Equus IFM Ltd

tel: 020 7665 8560

info@equusifm.co.uk

Equus Estate Planning Services

This guide is supplied for general information only. You should seek specific advice for your individual circumstances before acting on any of the information outlined below

Inheritance Tax is the tax that is paid on your 'estate'. Broadly speaking this is everything you own at the time of your death, less what you owe. It's also sometimes payable on assets you may have given away during your lifetime. Assets include things like property, possessions, money and investments.

Not everyone pays Inheritance Tax on death. It only applies if the taxable value of your estate (including your share of any jointly owned assets and assets held in some types of trusts) when you die is above £325,000 (2011/2012). It is only payable on the excess above this nil rate band.  If you are married or in a civil partnership you are able to pass on any remaining part of your nil rate band to a surviving spouse or partner. (http://www.direct.gov.uk/)

Estate Planning has become more and more popular for people whose estate values exceed the prevailing Inheritance Tax allowance.

 

Such planning takes the form of :

Wills
Without a will, an estate can be very awkward and expensive to administer. Also, there is no guarantee that your desired beneficiaries will receive their legacy and in certain circumstances, the government may receive the estate.

 

Life Interest Trusts
This type of trust allows a person or persons whom you decide to receive the income from your estate during their lifetime. Upon their death it brings an end to the trust and the capital is passed to the ultimate beneficiaries that you decide.
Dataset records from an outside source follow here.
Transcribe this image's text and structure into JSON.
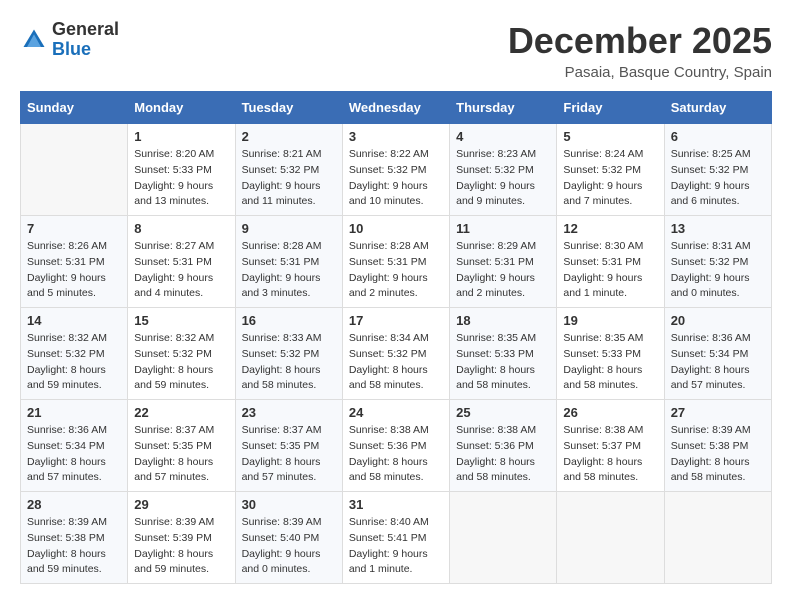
{
  "header": {
    "logo_general": "General",
    "logo_blue": "Blue",
    "month_title": "December 2025",
    "location": "Pasaia, Basque Country, Spain"
  },
  "weekdays": [
    "Sunday",
    "Monday",
    "Tuesday",
    "Wednesday",
    "Thursday",
    "Friday",
    "Saturday"
  ],
  "weeks": [
    [
      {
        "day": "",
        "info": ""
      },
      {
        "day": "1",
        "info": "Sunrise: 8:20 AM\nSunset: 5:33 PM\nDaylight: 9 hours\nand 13 minutes."
      },
      {
        "day": "2",
        "info": "Sunrise: 8:21 AM\nSunset: 5:32 PM\nDaylight: 9 hours\nand 11 minutes."
      },
      {
        "day": "3",
        "info": "Sunrise: 8:22 AM\nSunset: 5:32 PM\nDaylight: 9 hours\nand 10 minutes."
      },
      {
        "day": "4",
        "info": "Sunrise: 8:23 AM\nSunset: 5:32 PM\nDaylight: 9 hours\nand 9 minutes."
      },
      {
        "day": "5",
        "info": "Sunrise: 8:24 AM\nSunset: 5:32 PM\nDaylight: 9 hours\nand 7 minutes."
      },
      {
        "day": "6",
        "info": "Sunrise: 8:25 AM\nSunset: 5:32 PM\nDaylight: 9 hours\nand 6 minutes."
      }
    ],
    [
      {
        "day": "7",
        "info": "Sunrise: 8:26 AM\nSunset: 5:31 PM\nDaylight: 9 hours\nand 5 minutes."
      },
      {
        "day": "8",
        "info": "Sunrise: 8:27 AM\nSunset: 5:31 PM\nDaylight: 9 hours\nand 4 minutes."
      },
      {
        "day": "9",
        "info": "Sunrise: 8:28 AM\nSunset: 5:31 PM\nDaylight: 9 hours\nand 3 minutes."
      },
      {
        "day": "10",
        "info": "Sunrise: 8:28 AM\nSunset: 5:31 PM\nDaylight: 9 hours\nand 2 minutes."
      },
      {
        "day": "11",
        "info": "Sunrise: 8:29 AM\nSunset: 5:31 PM\nDaylight: 9 hours\nand 2 minutes."
      },
      {
        "day": "12",
        "info": "Sunrise: 8:30 AM\nSunset: 5:31 PM\nDaylight: 9 hours\nand 1 minute."
      },
      {
        "day": "13",
        "info": "Sunrise: 8:31 AM\nSunset: 5:32 PM\nDaylight: 9 hours\nand 0 minutes."
      }
    ],
    [
      {
        "day": "14",
        "info": "Sunrise: 8:32 AM\nSunset: 5:32 PM\nDaylight: 8 hours\nand 59 minutes."
      },
      {
        "day": "15",
        "info": "Sunrise: 8:32 AM\nSunset: 5:32 PM\nDaylight: 8 hours\nand 59 minutes."
      },
      {
        "day": "16",
        "info": "Sunrise: 8:33 AM\nSunset: 5:32 PM\nDaylight: 8 hours\nand 58 minutes."
      },
      {
        "day": "17",
        "info": "Sunrise: 8:34 AM\nSunset: 5:32 PM\nDaylight: 8 hours\nand 58 minutes."
      },
      {
        "day": "18",
        "info": "Sunrise: 8:35 AM\nSunset: 5:33 PM\nDaylight: 8 hours\nand 58 minutes."
      },
      {
        "day": "19",
        "info": "Sunrise: 8:35 AM\nSunset: 5:33 PM\nDaylight: 8 hours\nand 58 minutes."
      },
      {
        "day": "20",
        "info": "Sunrise: 8:36 AM\nSunset: 5:34 PM\nDaylight: 8 hours\nand 57 minutes."
      }
    ],
    [
      {
        "day": "21",
        "info": "Sunrise: 8:36 AM\nSunset: 5:34 PM\nDaylight: 8 hours\nand 57 minutes."
      },
      {
        "day": "22",
        "info": "Sunrise: 8:37 AM\nSunset: 5:35 PM\nDaylight: 8 hours\nand 57 minutes."
      },
      {
        "day": "23",
        "info": "Sunrise: 8:37 AM\nSunset: 5:35 PM\nDaylight: 8 hours\nand 57 minutes."
      },
      {
        "day": "24",
        "info": "Sunrise: 8:38 AM\nSunset: 5:36 PM\nDaylight: 8 hours\nand 58 minutes."
      },
      {
        "day": "25",
        "info": "Sunrise: 8:38 AM\nSunset: 5:36 PM\nDaylight: 8 hours\nand 58 minutes."
      },
      {
        "day": "26",
        "info": "Sunrise: 8:38 AM\nSunset: 5:37 PM\nDaylight: 8 hours\nand 58 minutes."
      },
      {
        "day": "27",
        "info": "Sunrise: 8:39 AM\nSunset: 5:38 PM\nDaylight: 8 hours\nand 58 minutes."
      }
    ],
    [
      {
        "day": "28",
        "info": "Sunrise: 8:39 AM\nSunset: 5:38 PM\nDaylight: 8 hours\nand 59 minutes."
      },
      {
        "day": "29",
        "info": "Sunrise: 8:39 AM\nSunset: 5:39 PM\nDaylight: 8 hours\nand 59 minutes."
      },
      {
        "day": "30",
        "info": "Sunrise: 8:39 AM\nSunset: 5:40 PM\nDaylight: 9 hours\nand 0 minutes."
      },
      {
        "day": "31",
        "info": "Sunrise: 8:40 AM\nSunset: 5:41 PM\nDaylight: 9 hours\nand 1 minute."
      },
      {
        "day": "",
        "info": ""
      },
      {
        "day": "",
        "info": ""
      },
      {
        "day": "",
        "info": ""
      }
    ]
  ]
}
These types of trusts are often useful when you wish to give your spouse or co-owner the right to remain in your property and then to ensure it passes to your children. This type of trust is suitable in a situation in which you wish to provide for children from previous relationships as well as your current spouse.

 

Family Trusts
An estate value will be increased by any life insurance proceeds and if a spouse receives life assurance proceeds, pension funds and/or death in service benefits from employment, these will inflate the value of the taxable estate for the remaining estate. A Family Trust will allow the proceeds of such policies and schemes to be held in trust for the remaining spouse and/or desired beneficiaries and not be subject to immediate Inheritance Tax upon either death.